Sounds like a dream-come-true? Yeah, it partially is, but, the code is not perfect, even here, it suggested I use an unsafe but common practice of entering API key inside the code (+ when I went through other suggestions it actually gave me a non-working API key). Also, printing inside the function and not including a country into the request is not a great solution either (which can also be changed by going with another suggestion)

So, as shown here, it can’t be actually used as a fully-privileged Copilot, more like a Junior Copilot, or an Apprentice Pilot which can be given a small, dumb task, and has to be corrected. Sometimes it can even suggest libraries that don’t even exist.

From personal experience with working on a larger codebase, it often suggests things that don’t make sense, but, it’s good enough for writing down repeatable things, and is good enough for making a quick test, before quickly changing the code based on learned things from Copilot’s suggestions.

A great article explaining tips for using Copilot can be found here: Tips for using GitHub Copilot in everyday Python programming – basically – “make your code readable” to improve quality of suggestions, “use type hints”, try next suggestions, and you can expect it to know most known libraries.

Problems

So, when it comes to problems with Copilot first that comes to mind is security. According to a study as quoted by David Ramel on VS Magazine, 40% of its suggested programs had vulnerabilities.

Copilot leaks
dtjm @ GitHub

Also, it can contribute towards leaks of secrets like API keys of sloppy programmers.
Copyright infringement is also a worry. Not everything suggested is original, and the longer it is, the higher the change it’s remembering someone’s code.
https://twitter.com/mitsuhiko/status/1410886329924194309 as shown in a funny tweet, GitHub Copilot created a fake license for the famous – fast inverse square root code from Quake III Arena.

However each programmer uses StackOverflow anyways, further than that, as in Against Intellectual Property  – Stephan Kinsella, IP could be considered as unjustifiable as it has no scarcity – an idea cannot be owned.

Future of AI in coding, future of Copilot.

Pricing of Tabnine
Pricing of Tabnine

If Copilot was to be priced against Tabnine (Link to price table) – an AI code assistant/completion – it could cost 10$ for regular, and 25$ for Enterprise, if it was to come outside of GitHub Pro subscription. However, it could cost even less for the standard version, as GitHub could aim for maximum adoption like it does with its GitHub subscription. However, running it must be more expensive than running Tabnine.

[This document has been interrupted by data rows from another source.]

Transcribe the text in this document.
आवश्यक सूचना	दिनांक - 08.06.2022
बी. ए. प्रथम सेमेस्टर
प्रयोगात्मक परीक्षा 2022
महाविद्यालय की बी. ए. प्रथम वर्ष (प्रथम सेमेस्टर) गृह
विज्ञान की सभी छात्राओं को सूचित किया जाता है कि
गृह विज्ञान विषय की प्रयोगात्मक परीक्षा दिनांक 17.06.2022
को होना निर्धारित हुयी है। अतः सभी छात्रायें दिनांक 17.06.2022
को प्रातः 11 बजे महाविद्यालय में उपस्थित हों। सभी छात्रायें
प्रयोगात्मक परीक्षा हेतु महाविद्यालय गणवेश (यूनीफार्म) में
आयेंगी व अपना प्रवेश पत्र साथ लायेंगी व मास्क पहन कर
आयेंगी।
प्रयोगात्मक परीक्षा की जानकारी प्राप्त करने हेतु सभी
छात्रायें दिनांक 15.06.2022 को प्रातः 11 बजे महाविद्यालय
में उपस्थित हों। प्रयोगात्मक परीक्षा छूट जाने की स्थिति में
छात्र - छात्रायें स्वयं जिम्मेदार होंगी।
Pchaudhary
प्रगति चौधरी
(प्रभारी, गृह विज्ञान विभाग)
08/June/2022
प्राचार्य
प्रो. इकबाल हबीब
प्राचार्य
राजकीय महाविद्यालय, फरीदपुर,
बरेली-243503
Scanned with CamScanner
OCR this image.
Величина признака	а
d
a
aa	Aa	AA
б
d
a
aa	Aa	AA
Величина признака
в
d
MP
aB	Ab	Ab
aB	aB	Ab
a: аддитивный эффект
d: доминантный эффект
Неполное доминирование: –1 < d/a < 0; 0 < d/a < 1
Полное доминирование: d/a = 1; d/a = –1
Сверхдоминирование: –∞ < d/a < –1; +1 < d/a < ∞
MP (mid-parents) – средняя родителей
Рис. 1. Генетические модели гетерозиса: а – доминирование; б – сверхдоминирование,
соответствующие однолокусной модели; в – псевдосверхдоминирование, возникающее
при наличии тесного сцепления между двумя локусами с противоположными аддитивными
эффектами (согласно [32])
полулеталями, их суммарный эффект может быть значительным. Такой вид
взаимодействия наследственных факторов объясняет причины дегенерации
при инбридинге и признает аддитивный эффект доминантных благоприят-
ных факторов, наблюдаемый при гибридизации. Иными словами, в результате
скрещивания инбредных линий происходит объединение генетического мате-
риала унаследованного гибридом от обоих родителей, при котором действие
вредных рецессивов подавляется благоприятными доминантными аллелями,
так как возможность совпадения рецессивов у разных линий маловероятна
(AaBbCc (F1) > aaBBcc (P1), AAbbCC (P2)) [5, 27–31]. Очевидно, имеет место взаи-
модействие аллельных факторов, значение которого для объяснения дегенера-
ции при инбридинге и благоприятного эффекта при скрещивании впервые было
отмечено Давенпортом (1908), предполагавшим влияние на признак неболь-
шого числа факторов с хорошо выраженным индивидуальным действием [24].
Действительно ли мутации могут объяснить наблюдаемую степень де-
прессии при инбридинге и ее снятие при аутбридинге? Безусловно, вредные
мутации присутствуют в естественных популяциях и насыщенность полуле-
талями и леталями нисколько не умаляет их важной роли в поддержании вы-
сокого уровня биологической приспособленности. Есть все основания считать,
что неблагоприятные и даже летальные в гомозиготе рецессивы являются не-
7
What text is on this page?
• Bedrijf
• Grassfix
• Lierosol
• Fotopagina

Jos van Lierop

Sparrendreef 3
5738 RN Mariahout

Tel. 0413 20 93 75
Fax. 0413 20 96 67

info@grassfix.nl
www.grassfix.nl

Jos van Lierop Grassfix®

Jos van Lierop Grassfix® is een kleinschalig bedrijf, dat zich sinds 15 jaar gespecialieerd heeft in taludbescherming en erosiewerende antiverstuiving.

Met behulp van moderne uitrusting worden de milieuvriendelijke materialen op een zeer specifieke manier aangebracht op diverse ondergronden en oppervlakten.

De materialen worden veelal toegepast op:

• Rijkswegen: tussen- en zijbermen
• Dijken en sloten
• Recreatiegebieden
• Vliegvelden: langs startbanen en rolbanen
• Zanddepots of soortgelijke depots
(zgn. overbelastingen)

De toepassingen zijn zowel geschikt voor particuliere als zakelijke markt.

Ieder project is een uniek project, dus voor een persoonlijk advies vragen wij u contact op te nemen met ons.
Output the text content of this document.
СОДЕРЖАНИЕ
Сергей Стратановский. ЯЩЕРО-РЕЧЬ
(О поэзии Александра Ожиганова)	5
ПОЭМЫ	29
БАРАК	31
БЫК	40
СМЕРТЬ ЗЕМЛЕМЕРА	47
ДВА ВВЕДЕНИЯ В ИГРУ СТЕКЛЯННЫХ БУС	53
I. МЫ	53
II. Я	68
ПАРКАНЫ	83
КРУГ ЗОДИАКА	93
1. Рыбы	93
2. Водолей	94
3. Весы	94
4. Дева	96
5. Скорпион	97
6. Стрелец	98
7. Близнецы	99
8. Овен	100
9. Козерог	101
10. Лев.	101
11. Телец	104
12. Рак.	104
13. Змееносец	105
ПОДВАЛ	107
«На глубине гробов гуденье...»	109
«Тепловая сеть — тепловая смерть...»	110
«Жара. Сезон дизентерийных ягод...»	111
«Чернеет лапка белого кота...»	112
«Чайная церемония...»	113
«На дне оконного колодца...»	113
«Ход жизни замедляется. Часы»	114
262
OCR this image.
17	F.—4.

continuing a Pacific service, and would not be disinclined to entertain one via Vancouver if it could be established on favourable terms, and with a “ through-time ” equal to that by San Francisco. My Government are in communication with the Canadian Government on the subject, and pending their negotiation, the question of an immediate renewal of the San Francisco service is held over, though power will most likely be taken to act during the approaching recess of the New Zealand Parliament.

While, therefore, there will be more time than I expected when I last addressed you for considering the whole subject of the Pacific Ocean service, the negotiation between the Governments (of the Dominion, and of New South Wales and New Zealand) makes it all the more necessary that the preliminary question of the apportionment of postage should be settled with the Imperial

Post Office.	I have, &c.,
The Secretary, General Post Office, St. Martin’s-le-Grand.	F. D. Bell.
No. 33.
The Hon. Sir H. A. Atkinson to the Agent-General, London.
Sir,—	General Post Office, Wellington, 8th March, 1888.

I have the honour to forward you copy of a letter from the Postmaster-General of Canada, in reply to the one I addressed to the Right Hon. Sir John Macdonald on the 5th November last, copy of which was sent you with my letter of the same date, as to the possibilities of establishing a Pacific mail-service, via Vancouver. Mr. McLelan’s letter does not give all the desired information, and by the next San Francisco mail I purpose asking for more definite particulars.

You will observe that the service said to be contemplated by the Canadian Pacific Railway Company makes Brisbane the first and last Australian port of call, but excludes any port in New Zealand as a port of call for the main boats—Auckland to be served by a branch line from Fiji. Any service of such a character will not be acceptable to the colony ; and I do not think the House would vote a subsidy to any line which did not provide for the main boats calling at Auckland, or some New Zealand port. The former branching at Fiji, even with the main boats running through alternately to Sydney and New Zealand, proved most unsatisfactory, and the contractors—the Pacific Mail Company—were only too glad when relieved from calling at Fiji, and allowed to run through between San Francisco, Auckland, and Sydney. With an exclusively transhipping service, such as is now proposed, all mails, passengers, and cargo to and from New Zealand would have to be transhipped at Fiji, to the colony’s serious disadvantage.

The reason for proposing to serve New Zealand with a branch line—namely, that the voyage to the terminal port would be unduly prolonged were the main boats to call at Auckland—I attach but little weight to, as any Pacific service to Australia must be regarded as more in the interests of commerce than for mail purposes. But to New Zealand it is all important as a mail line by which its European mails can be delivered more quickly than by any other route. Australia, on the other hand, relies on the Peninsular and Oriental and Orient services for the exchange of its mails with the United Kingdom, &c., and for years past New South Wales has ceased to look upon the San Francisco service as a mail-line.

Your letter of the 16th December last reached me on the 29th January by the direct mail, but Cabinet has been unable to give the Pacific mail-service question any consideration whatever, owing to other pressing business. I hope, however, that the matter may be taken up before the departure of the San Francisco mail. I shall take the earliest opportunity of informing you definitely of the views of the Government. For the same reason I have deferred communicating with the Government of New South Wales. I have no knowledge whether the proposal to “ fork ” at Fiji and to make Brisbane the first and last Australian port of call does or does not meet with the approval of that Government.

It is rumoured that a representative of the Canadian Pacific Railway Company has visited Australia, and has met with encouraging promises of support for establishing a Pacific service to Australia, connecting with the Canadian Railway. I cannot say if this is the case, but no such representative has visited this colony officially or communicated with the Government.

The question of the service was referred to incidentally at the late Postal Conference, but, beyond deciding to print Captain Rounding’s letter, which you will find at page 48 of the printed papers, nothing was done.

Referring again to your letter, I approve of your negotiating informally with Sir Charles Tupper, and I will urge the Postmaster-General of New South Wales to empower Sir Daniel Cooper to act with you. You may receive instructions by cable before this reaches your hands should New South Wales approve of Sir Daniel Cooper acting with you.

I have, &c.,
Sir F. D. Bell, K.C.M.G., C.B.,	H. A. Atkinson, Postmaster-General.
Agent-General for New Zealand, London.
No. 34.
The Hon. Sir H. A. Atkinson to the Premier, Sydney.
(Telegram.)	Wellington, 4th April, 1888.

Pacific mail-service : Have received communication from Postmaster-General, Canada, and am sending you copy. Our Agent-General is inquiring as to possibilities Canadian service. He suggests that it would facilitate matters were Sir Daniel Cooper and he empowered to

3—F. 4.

The story probably doesn’t end at code suggestions, to gain better code suggestions it will probably need to introduce a quality control model into its training. From that, they could offer that to users. Talking about quality control, we could see at someday Copilot or its another incarnation being used for refactoring existing code, paired with static analysis. Its context could be enhanced by introducing some simplified code overviews from other files, and it could load/be personalized for existing docs, libraries, to power its suggestions – it could even become a standard that each open-source library has code fragments for designed for code suggestions.

And of course, with time, it can get even more powerful, with bigger models, and better-designed models. As it seems to be a rule, even a new Moore’s law, that language models get 10x bigger every year – as suggested by Hugging Face. And photonic computers – like the one from Lightmatter – are only going to accelerate that.